Porinju Veliyath’s current stance on the market reveals a pragmatic and cautious investment philosophy. His counsel, particularly tailored for value investors, delves into several critical considerations.
Veliyath places a strong emphasis on evaluating market opportunities and the scale of products or services offered by potential investments. This indicates a strategic focus on companies with substantial market potential and scalability, aligning seamlessly with the core tenets of value investing.

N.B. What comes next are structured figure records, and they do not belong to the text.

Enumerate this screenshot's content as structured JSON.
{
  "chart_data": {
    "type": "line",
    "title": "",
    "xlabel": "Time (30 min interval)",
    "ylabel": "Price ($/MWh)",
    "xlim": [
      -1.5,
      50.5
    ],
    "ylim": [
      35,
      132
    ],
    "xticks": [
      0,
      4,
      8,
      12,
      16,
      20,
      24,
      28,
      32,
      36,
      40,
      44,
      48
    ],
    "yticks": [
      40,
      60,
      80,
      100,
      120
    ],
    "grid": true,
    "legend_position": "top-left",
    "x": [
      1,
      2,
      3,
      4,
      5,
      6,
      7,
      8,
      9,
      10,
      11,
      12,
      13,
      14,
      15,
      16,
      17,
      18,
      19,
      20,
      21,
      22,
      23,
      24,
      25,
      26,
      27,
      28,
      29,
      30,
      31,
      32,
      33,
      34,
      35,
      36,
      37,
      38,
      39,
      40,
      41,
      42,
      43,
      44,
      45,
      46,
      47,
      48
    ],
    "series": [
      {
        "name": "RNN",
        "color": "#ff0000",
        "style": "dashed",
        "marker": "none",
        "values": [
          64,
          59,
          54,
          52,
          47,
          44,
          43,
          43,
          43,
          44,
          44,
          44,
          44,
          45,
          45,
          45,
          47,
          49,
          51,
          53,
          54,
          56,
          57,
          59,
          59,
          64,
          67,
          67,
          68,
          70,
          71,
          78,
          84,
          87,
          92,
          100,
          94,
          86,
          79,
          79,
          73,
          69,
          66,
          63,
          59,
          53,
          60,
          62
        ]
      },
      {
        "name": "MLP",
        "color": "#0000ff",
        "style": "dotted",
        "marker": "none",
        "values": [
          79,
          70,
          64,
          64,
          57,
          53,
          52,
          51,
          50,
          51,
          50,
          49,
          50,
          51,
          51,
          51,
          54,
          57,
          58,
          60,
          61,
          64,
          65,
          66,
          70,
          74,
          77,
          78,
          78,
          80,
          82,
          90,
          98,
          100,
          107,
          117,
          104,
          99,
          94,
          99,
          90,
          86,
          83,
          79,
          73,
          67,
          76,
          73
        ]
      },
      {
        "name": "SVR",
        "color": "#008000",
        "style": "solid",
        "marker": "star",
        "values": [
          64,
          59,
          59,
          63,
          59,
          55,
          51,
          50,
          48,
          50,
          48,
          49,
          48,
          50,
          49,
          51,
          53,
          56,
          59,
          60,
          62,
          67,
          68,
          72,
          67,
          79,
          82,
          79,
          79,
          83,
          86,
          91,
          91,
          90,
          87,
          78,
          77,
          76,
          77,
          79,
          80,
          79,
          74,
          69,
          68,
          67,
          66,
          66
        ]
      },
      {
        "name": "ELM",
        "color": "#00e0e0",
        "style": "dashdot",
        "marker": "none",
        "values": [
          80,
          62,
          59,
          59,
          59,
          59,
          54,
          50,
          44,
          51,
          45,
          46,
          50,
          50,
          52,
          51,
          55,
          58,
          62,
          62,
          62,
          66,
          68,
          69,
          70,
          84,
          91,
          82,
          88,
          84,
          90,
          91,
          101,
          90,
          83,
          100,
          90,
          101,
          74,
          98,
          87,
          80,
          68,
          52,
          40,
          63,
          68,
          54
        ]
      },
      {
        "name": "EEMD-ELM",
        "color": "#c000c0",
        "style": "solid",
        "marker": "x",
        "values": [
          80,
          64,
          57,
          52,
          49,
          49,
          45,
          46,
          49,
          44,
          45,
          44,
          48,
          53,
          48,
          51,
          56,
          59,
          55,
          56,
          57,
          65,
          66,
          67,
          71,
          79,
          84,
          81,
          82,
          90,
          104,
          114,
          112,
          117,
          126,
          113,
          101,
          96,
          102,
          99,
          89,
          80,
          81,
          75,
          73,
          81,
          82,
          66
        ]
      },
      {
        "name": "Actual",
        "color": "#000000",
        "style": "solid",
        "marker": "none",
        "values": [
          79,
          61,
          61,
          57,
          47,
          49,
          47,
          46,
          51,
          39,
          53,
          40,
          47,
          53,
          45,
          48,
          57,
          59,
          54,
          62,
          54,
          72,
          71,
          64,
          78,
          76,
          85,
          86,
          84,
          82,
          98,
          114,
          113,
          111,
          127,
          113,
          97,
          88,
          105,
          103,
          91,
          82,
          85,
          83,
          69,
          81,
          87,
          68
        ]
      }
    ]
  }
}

The mention of considering promoter attitudes underscores the significance of assessing the leadership and management of prospective investments. A favorable and ethical leadership style is recognized as a contributing factor to the long-term success and stability of a company, adding a qualitative dimension to the investment decision-making process.
Veliyath’s advice to visualize a company’s growth over the next five to 10 years aligns with the foundational principles of value investing. This long-term perspective encourages investors to seek out companies with strong fundamentals and growth potential, emphasizing the importance of sustained performance over an extended period.
The emphasis on risk analysis reinforces a fundamental aspect of any sound investment strategy. Understanding and managing risks associated with investments is crucial, particularly in navigating the inherent volatility of financial markets.
Lastly, Veliyath advocates for a patient and sober approach, highlighting the need for investors to remain disciplined and composed, especially during periods of market fluctuations. This aligns with the idea that successful investing often requires a steadfast, long-term commitment, coupled with the ability to weather short-term market uncertainties.
In summary, Veliyath’s comprehensive advice integrates both quantitative and qualitative factors, offering investors a thoughtful and holistic approach to navigate the complexities of financial markets. By encouraging a thorough assessment of opportunities, understanding company dynamics, conducting risk analysis, and maintaining a patient mindset, he provides valuable guidance for investors seeking sustainable success in their investment endeavors.